Soya beans are an East Asian plant which has been cultivated in China for about 1,000 years and was brought to America and Europe in the 19th century. Today, the US grows more than half of the world's crop.

"Now a team in Finland has managed to produce a strain which will grow above 52 degrees north and below 52 south of the Equator," explained Mr Appel. "We have been test-growing it in New Zealand, and in spring we will start sowing it here."
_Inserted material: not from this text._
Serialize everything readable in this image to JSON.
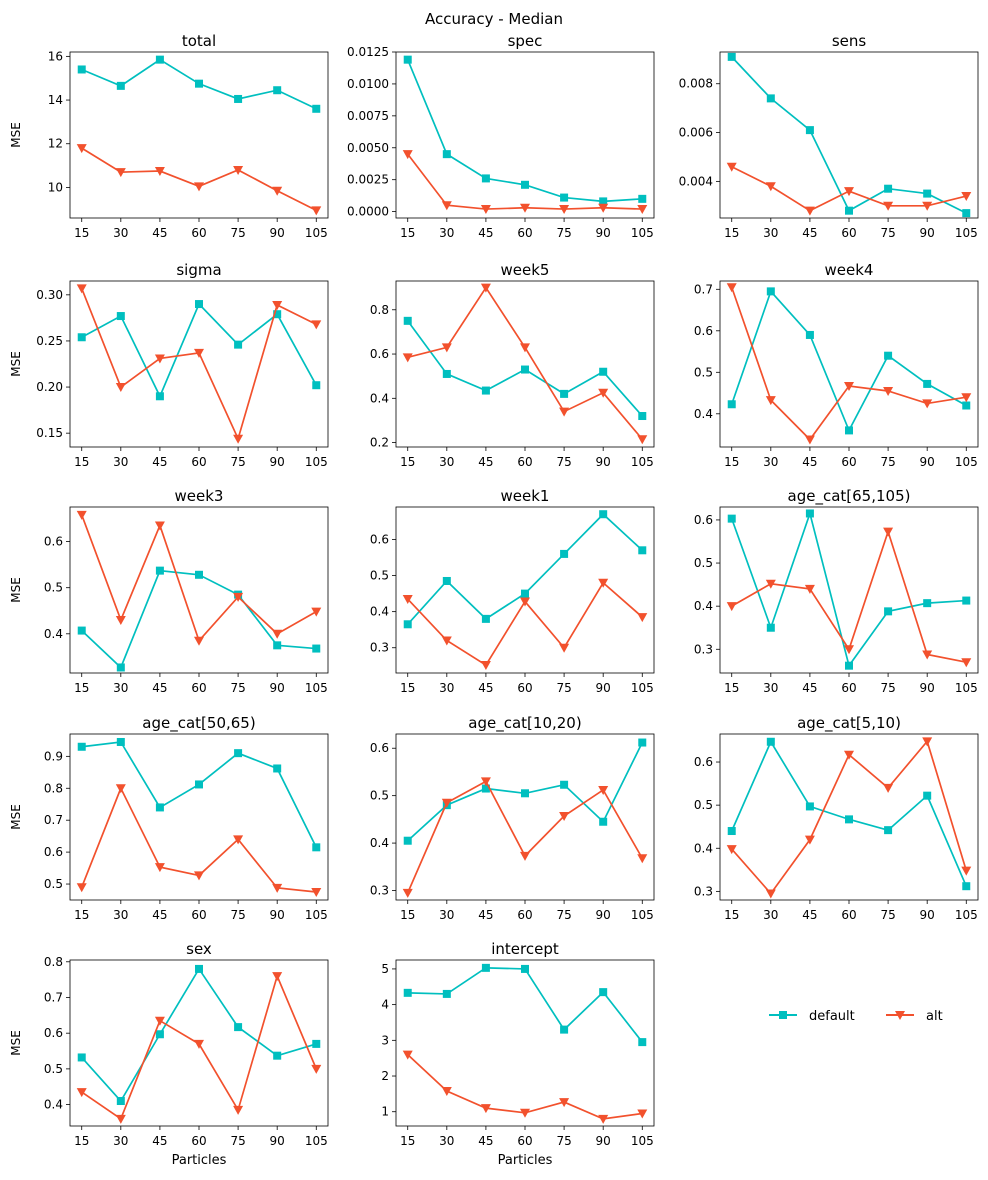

He is keen to emphasise that no genetic engineering was involved in producing the new strain. "We have talked to a number of food manufacturers and chicken and turkey producers. And the fact is that the first of those white meat producers who can go and say that their animals are fed on non-GM soya is going to get a ton of business."

Certainly, any food processor or manufacturer trying to guarantee that soya bought from the US will not contain DNA from Monsanto's GM "Roundup Ready" soya, which is resistant to its Roundup herbicide, faces a tough task. Earlier this week, Linda McCartney sausages and Iceland products have been shown to contain at least traces of the Monsanto DNA. "I would doubt anyone's claims to have sourced non-GM soya from the US," said Mr Appel.

But can he be sure that British-grown soya will compete on price with the enormous American producers, who farm thousands of hectares and ship in bulk?

"Oh yes, absolutely," he said. "It will get a subsidy from Brussels. It falls under the same category as oilseed rape."